The point is actually creating dialogue with people regarding the facts in the situation. Financial hardship combined with a situation like this isn’t black and white. Plus, the relationship with my CEO is volatile. During the offer to stay for the reduced rate, the CEO and VP spent an excessive amount of time saying my talent was impressive and they didn’t want to lose me...but a reduction of that level is sending a whole new message. Not to mention, this CEO has me working on a side business of his where he expects me to work on during “working hours.” Recently, his partner and I proposed a third person and myself getting contract hourly pay for working after hours (which I have to considering the time commitment and complex nature of the business) and that was shit down with a vengeance. I know I shouldn’t stay. I get that. What I’m trying to get here is some helpful advice to manage both the crippling thought of a pay slash, unknown financial future due to my house flooding, and feeling obligated to stay because of the operations support the company needs to stay strong during growth.

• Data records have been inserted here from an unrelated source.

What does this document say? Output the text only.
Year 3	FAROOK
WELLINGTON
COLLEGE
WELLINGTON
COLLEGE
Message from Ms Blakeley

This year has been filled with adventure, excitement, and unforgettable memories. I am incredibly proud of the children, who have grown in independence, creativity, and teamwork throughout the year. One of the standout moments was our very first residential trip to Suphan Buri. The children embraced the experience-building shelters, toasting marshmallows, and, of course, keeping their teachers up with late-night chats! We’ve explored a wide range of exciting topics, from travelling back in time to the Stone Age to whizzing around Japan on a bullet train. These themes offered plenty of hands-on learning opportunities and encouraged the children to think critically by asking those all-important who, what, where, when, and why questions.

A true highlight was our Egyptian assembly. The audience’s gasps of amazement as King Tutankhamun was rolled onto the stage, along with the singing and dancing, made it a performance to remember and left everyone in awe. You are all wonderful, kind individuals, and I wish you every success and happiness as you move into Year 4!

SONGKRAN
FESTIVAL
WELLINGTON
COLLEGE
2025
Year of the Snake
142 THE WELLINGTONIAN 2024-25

try to stay calm and realize there are plenty of idiots in power, you unfortunately are feeling the blunt end of their actions. stay and interview like no other while giving them smiles. then quit when you get an offer with no notice, cause fuck that insulting move
I'd give them a solid 22 hours a week and the rest of the time hunting hard
It happened to me, and I didn't stay
what reason did they tell you?
Sounds like the next release of the movie Office Space
Dont quit just work less while looking for a new job
All in job hunt, land in less than two weeks!
Work as little as possible and find a better gig. Hope you had flood insurance.
Hell no.
Lol wut?
Based the salary cut on inability to find viable leads (which were found but budget and in house talent lacks ability to effectively move further down the funnel) and perception that marketing is “mainly brand management.”
No I get it, of course I wouldn't stay.